輝(き)らりキッズ アサガオ毎年新たな課題研究

自宅前で育てているアサガオを観察する錦織柚希さん=出雲市斐川町荘原
相次ぐ科学賞受賞が励(はげ)み

 1年時から夏休みに続ける

   錦織 柚希(にしこおり ゆずき)さん(出雲・荘原(しょうばら)小5年)


 出雲(いずも)市立荘原(しょうばら)小学校(出雲市斐川(ひかわ)町神庭(かんば))5年の錦織(にしこおり)柚希(ゆずき)さん(10)は、夏休みの自由研究で1年生の時からアサガオをテーマにした研究を続けています。見つけた結果をもとに浮(う)かんでくる新しい疑問(ぎもん)を翌(よく)年の課題にして、毎年発展(はってん)的に研究を進めています。「一つのことが分かったら次どうなるのか知りたい。やめたいと思ったことはなく楽しい」と、続ける理由を話します。今年は、光りの色が開花にどう影響(えいきょう)するか調べています。

 研究は1年生の時、小学校で育てたアサガオを家に持ち帰ったのをきっかけに、開花時間を調べようと始めました。両親の力を借りて毎朝午前4時から同5時ごろには起きて、アサガオの咲(さ)いた時間を記録していきました。観察する中で、つぼみが震(ふる)えながら少しずつ開いていく瞬間(しゅんかん)に立ち合った時は感動したそうです。

 2年生では、アサガオの鉢(はち)を自分の部屋に持って上がったり、納戸(なんど)に入れたりしながら開花の仕組みを調べました。この研究は出雲市科学作品展小中学生科学グランプリでリカム賞に輝(かがや)きました。賞を励(はげ)みに、3年生では前回の研究を掘(ほ)り下げ、光りをどこで感じているか調べ、つぼみにあることを発見しました。
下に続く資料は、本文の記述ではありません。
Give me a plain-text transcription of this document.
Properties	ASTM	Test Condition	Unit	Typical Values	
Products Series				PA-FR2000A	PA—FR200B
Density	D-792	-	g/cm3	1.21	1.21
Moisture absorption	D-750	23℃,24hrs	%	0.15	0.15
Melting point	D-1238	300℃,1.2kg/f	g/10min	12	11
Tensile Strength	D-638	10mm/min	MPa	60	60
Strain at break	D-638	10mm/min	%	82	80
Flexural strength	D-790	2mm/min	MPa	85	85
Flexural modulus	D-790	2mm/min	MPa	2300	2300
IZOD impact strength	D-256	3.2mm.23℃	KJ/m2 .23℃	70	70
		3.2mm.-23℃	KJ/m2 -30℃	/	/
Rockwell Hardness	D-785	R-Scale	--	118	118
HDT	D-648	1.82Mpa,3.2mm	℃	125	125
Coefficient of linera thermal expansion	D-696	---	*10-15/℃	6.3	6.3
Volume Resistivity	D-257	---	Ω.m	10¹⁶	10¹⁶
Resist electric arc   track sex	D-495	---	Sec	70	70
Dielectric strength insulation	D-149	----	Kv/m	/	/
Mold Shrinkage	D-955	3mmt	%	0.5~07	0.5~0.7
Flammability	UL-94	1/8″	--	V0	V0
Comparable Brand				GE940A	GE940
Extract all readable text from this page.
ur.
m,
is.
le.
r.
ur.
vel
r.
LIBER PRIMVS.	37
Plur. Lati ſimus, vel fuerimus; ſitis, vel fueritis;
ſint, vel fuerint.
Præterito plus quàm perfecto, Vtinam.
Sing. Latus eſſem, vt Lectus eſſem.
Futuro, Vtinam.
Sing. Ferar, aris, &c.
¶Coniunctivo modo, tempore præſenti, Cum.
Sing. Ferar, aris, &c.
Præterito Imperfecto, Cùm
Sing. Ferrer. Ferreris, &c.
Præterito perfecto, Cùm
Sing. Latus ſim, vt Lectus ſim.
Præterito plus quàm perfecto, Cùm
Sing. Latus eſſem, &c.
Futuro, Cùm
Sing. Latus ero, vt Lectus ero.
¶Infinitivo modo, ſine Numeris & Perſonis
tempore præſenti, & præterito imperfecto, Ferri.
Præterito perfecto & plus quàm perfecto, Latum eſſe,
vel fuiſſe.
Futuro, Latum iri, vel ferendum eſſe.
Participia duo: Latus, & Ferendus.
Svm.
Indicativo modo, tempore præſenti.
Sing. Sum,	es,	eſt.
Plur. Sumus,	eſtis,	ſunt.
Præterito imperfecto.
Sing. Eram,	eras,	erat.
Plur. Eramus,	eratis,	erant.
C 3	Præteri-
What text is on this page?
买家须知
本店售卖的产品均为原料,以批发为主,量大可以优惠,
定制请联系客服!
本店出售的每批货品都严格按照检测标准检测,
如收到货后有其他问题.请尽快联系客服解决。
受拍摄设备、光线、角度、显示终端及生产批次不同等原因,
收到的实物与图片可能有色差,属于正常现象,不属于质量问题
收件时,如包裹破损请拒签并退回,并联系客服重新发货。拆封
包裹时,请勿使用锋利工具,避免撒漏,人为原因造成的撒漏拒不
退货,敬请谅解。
父親の陽司さん(左)と4年生の時の研究を振り返る錦織柚希さん=出雲市斐川町荘原の自宅
 昨年は、これまでの研究で暑い日の開花が遅(おそ)いことに気付き、気温と開花時間の関係性(せい)をテーマにしました。日の入りや開花の時間、最低気温などを丹念(たんねん)に調べ、グラフにまとめて結果を導(みちび)き出しました。この研究で2度目となるリカム賞を受賞。さらに、全国の小中学生の優(すぐ)れた研究作品に贈(おく)られる「野依(のより)科学奨励(しょうれい)賞」も獲得(かくとく)しました。

 2年生以降(いこう)は種まきから取り組んでおり、毎年5月から家の前で育てています。種は1年生の時に持ち帰ったアサガオの物から始め、毎年、前年に取っておいた種を使っています。根気強く取り組む柚希さんの姿(すがた)に父親の陽司(ようじ)さん(47)は「一つのことをやめずに地道に続けることはすごいと思う。親が娘(むすめ)から研究の面白(おもしろ)さを教えてもらっている」と評価(ひょうか)します。

 ただ研究一筋(ひとすじ)ではなく、ダンスやフィギュアスケート、ピアノなどの習い事に加え、絵を描(か)くことや手芸も好きです。興味(きょうみ)の幅(はば)は広く、やりたいと思ったことは挑戦(ちょうせん)するそうです。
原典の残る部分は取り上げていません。